Show that T preserves scalar multiplication - Linear Transformations

[NewtonianAlch]

Homework Statement

Let T:ℝ^{2}→ℝ be defined by
T\left(\begin{array}{c} x_{1} \\x_{2}\end{array}\right) = (0 if x_{2} = 0. \frac{x^{3}_{1}}{x^{2}_{2}} otherwise.)

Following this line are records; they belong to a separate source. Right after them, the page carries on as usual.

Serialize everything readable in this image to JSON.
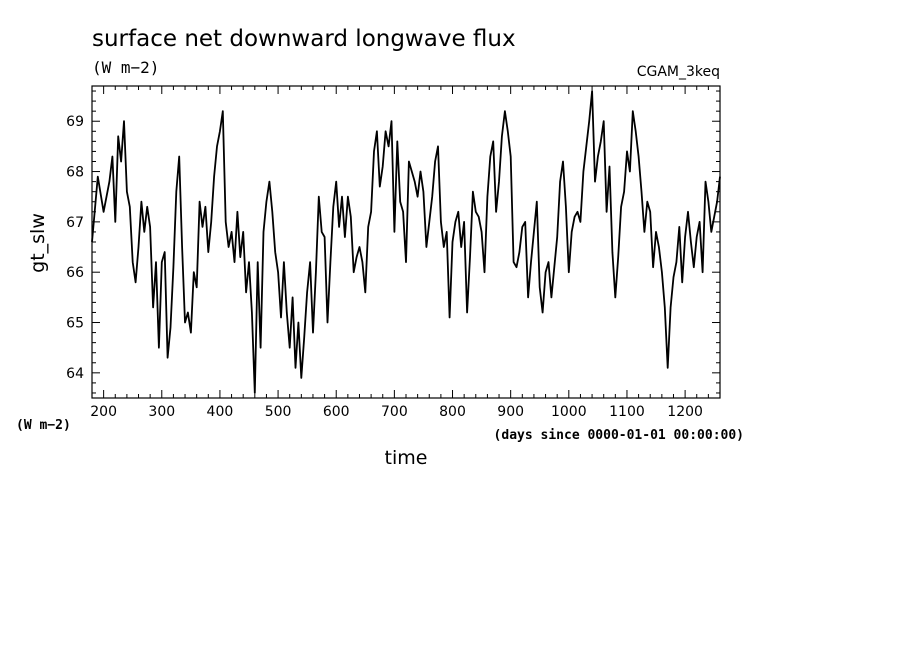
{
  "chart_data": {
    "type": "line",
    "title": "surface net downward longwave flux",
    "units": "(W m−2)",
    "run_label": "CGAM_3keq",
    "xlabel": "time",
    "x_units": "(days since 0000-01-01 00:00:00)",
    "ylabel": "gt_slw",
    "y_units": "(W m−2)",
    "xlim": [
      180,
      1260
    ],
    "ylim": [
      63.5,
      69.7
    ],
    "xticks": [
      200,
      300,
      400,
      500,
      600,
      700,
      800,
      900,
      1000,
      1100,
      1200
    ],
    "yticks": [
      64,
      65,
      66,
      67,
      68,
      69
    ],
    "grid": false,
    "line_color": "#000000",
    "series": [
      {
        "x": [
          180,
          190,
          200,
          210,
          215,
          220,
          225,
          230,
          235,
          240,
          245,
          250,
          255,
          260,
          265,
          270,
          275,
          280,
          285,
          290,
          295,
          300,
          305,
          310,
          315,
          320,
          325,
          330,
          335,
          340,
          345,
          350,
          355,
          360,
          365,
          370,
          375,
          380,
          385,
          390,
          395,
          400,
          405,
          410,
          415,
          420,
          425,
          430,
          435,
          440,
          445,
          450,
          455,
          460,
          465,
          470,
          475,
          480,
          485,
          490,
          495,
          500,
          505,
          510,
          515,
          520,
          525,
          530,
          535,
          540,
          545,
          550,
          555,
          560,
          565,
          570,
          575,
          580,
          585,
          590,
          595,
          600,
          605,
          610,
          615,
          620,
          625,
          630,
          635,
          640,
          645,
          650,
          655,
          660,
          665,
          670,
          675,
          680,
          685,
          690,
          695,
          700,
          705,
          710,
          715,
          720,
          725,
          730,
          735,
          740,
          745,
          750,
          755,
          760,
          765,
          770,
          775,
          780,
          785,
          790,
          795,
          800,
          805,
          810,
          815,
          820,
          825,
          830,
          835,
          840,
          845,
          850,
          855,
          860,
          865,
          870,
          875,
          880,
          885,
          890,
          895,
          900,
          905,
          910,
          915,
          920,
          925,
          930,
          935,
          940,
          945,
          950,
          955,
          960,
          965,
          970,
          975,
          980,
          985,
          990,
          995,
          1000,
          1005,
          1010,
          1015,
          1020,
          1025,
          1030,
          1035,
          1040,
          1045,
          1050,
          1055,
          1060,
          1065,
          1070,
          1075,
          1080,
          1085,
          1090,
          1095,
          1100,
          1105,
          1110,
          1115,
          1120,
          1125,
          1130,
          1135,
          1140,
          1145,
          1150,
          1155,
          1160,
          1165,
          1170,
          1175,
          1180,
          1185,
          1190,
          1195,
          1200,
          1205,
          1210,
          1215,
          1220,
          1225,
          1230,
          1235,
          1240,
          1245,
          1250,
          1255,
          1260
        ],
        "y": [
          66.6,
          67.9,
          67.2,
          67.8,
          68.3,
          67.0,
          68.7,
          68.2,
          69.0,
          67.6,
          67.3,
          66.2,
          65.8,
          66.5,
          67.4,
          66.8,
          67.3,
          66.9,
          65.3,
          66.2,
          64.5,
          66.2,
          66.4,
          64.3,
          64.9,
          66.1,
          67.6,
          68.3,
          66.5,
          65.0,
          65.2,
          64.8,
          66.0,
          65.7,
          67.4,
          66.9,
          67.3,
          66.4,
          67.0,
          67.9,
          68.5,
          68.8,
          69.2,
          67.0,
          66.5,
          66.8,
          66.2,
          67.2,
          66.3,
          66.8,
          65.6,
          66.2,
          65.2,
          63.6,
          66.2,
          64.5,
          66.8,
          67.4,
          67.8,
          67.2,
          66.4,
          66.0,
          65.1,
          66.2,
          65.2,
          64.5,
          65.5,
          64.1,
          65.0,
          63.9,
          64.7,
          65.6,
          66.2,
          64.8,
          66.0,
          67.5,
          66.8,
          66.7,
          65.0,
          66.2,
          67.3,
          67.8,
          66.9,
          67.5,
          66.7,
          67.5,
          67.1,
          66.0,
          66.3,
          66.5,
          66.2,
          65.6,
          66.9,
          67.2,
          68.4,
          68.8,
          67.7,
          68.1,
          68.8,
          68.5,
          69.0,
          66.8,
          68.6,
          67.4,
          67.2,
          66.2,
          68.2,
          68.0,
          67.8,
          67.5,
          68.0,
          67.6,
          66.5,
          67.0,
          67.5,
          68.2,
          68.5,
          67.0,
          66.5,
          66.8,
          65.1,
          66.6,
          67.0,
          67.2,
          66.5,
          67.0,
          65.2,
          66.3,
          67.6,
          67.2,
          67.1,
          66.8,
          66.0,
          67.5,
          68.3,
          68.6,
          67.2,
          67.8,
          68.7,
          69.2,
          68.8,
          68.3,
          66.2,
          66.1,
          66.4,
          66.9,
          67.0,
          65.5,
          66.2,
          66.8,
          67.4,
          65.7,
          65.2,
          66.0,
          66.2,
          65.5,
          66.1,
          66.7,
          67.8,
          68.2,
          67.3,
          66.0,
          66.8,
          67.1,
          67.2,
          67.0,
          68.0,
          68.5,
          69.0,
          69.6,
          67.8,
          68.3,
          68.6,
          69.0,
          67.2,
          68.1,
          66.4,
          65.5,
          66.3,
          67.3,
          67.6,
          68.4,
          68.0,
          69.2,
          68.8,
          68.3,
          67.6,
          66.8,
          67.4,
          67.2,
          66.1,
          66.8,
          66.5,
          66.0,
          65.3,
          64.1,
          65.3,
          65.9,
          66.2,
          66.9,
          65.8,
          66.7,
          67.2,
          66.6,
          66.1,
          66.7,
          67.0,
          66.0,
          67.8,
          67.4,
          66.8,
          67.1,
          67.4,
          67.9
        ]
      }
    ]
  }
}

Show that T preserves scalar multiplication, i.e T(λx) = λT(x) for all λ \in ℝ and all x \in ℝ^{2}

The Attempt at a Solution

T(λx) = T\left(\begin{array}{c} (λx_{1}) \\(λx_{2})\end{array}\right) = (λ0 = 0 if x_{2} = 0, or \frac{(λx_{1})^{3}}{(λx_{2})^{2}})
= λT\left(\begin{array}{c} x_{1} \\x_{2}\end{array}\right) = λ0 = 0 if x_{2} = 0, or
λ*\left(\begin{array}{c} (x_{1})^{3} \\(x_{2})^{2}\end{array}\right)

Is that a correct proof?

It's a bit hard to read because whenever I try to put a vector, it puts it into a new line.

 

[HallsofIvy]

It's putting new lines wherever you try to put a vector because you are putting "bits and pieces" inside [ tex ] tags. Don't do that. Put entire equations inside [ tex ] tags.

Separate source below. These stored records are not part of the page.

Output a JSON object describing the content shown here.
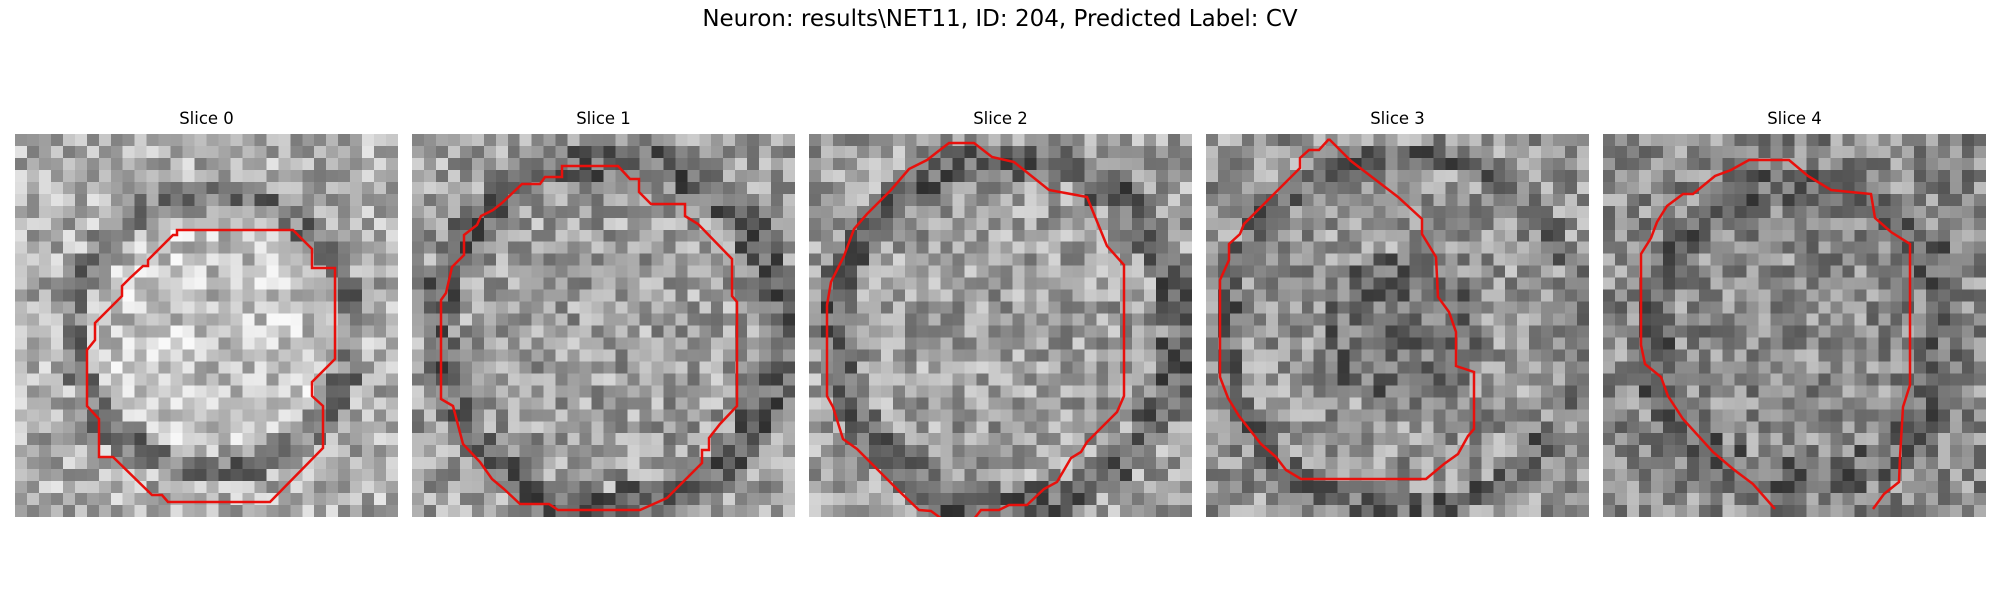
{
  "figure": {
    "title": "Neuron: results\\NET11, ID: 204, Predicted Label: CV"
  },
  "contour_color": "#e8100c",
  "panels": [
    {
      "title": "Slice 0",
      "style": "ring-soft"
    },
    {
      "title": "Slice 1",
      "style": "ring"
    },
    {
      "title": "Slice 2",
      "style": "ring"
    },
    {
      "title": "Slice 3",
      "style": "dark-core"
    },
    {
      "title": "Slice 4",
      "style": "noise"
    }
  ]
}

Also do "x_2= 0" and "x_2\ne 0" separately. You have "x_2= 0" in two different places which makes it hard to read.

If x_2= 0, then \lambda x_2= 0 for any \lambda so T(\lambda x)= 0= \lambda T(x).

If x_2\ne 0, then \lambda x_2\ne 0 for any \lambda except \lambda= 0 so you should do two separate cases, \lambda= 0 and \lambda\ne 0, here.